Over a third of UK listed biotech companies have been wound down since 2008, Paul Cuddon of Peel Hunt told the Guardian.
Another ten are teetering on the brink of collapse, 38 are in fine fettle and six were acquired by other companies.
Alizyme floated on London’s AIM in 1996 before moving on to the main market four years later. The company went bust in 2009 along with Cambridge-based Intercytex. BioProgress and dermatology specialist York Pharma have gone under and Antisoma has been reduced to a cash shell.
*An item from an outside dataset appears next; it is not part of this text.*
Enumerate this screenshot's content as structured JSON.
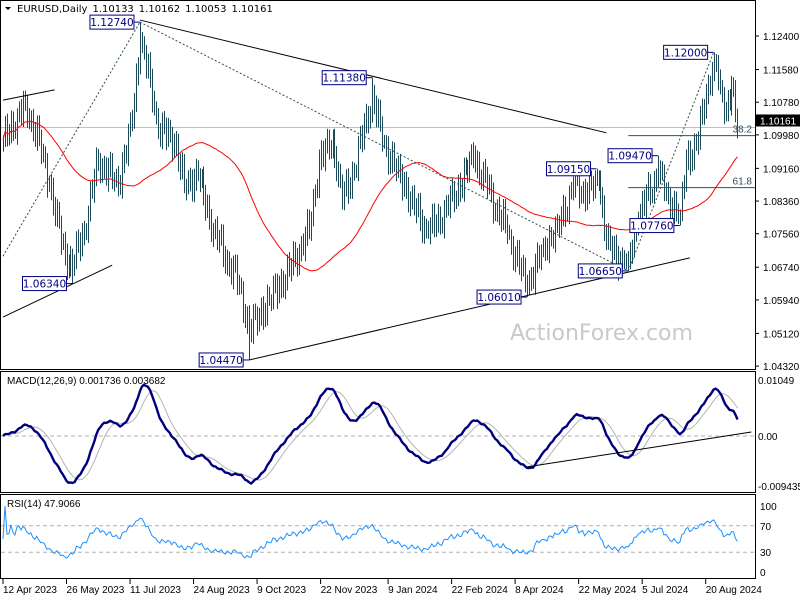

Analysts are calling an end to “binary biotech” – early-stage companies betting their lot on the success of one or two drugs.
According to Cuddon, this model makes up only four per cent of the small and mid-cap sector, compared with almost a third just a few years ago.
A combination of mounting regulatory pressures, punishingly expensive clinical trials and diminishing blockbusters have conspired to make biotech increasingly challenging.
Listed companies are distancing themselves from the single asset superstars of the past, but a number of VC firms including Index Ventures still have faith in this model for early-stage businesses.
Ultimately, biotech start-ups should benefit from the space left by big pharma, which is reducing its R&D efforts. This year, Pfizer closed a major facility in Sandwich, Kent and across the board, industry R&D went down for the first time last year. Big pharma needs start-ups to take the slack.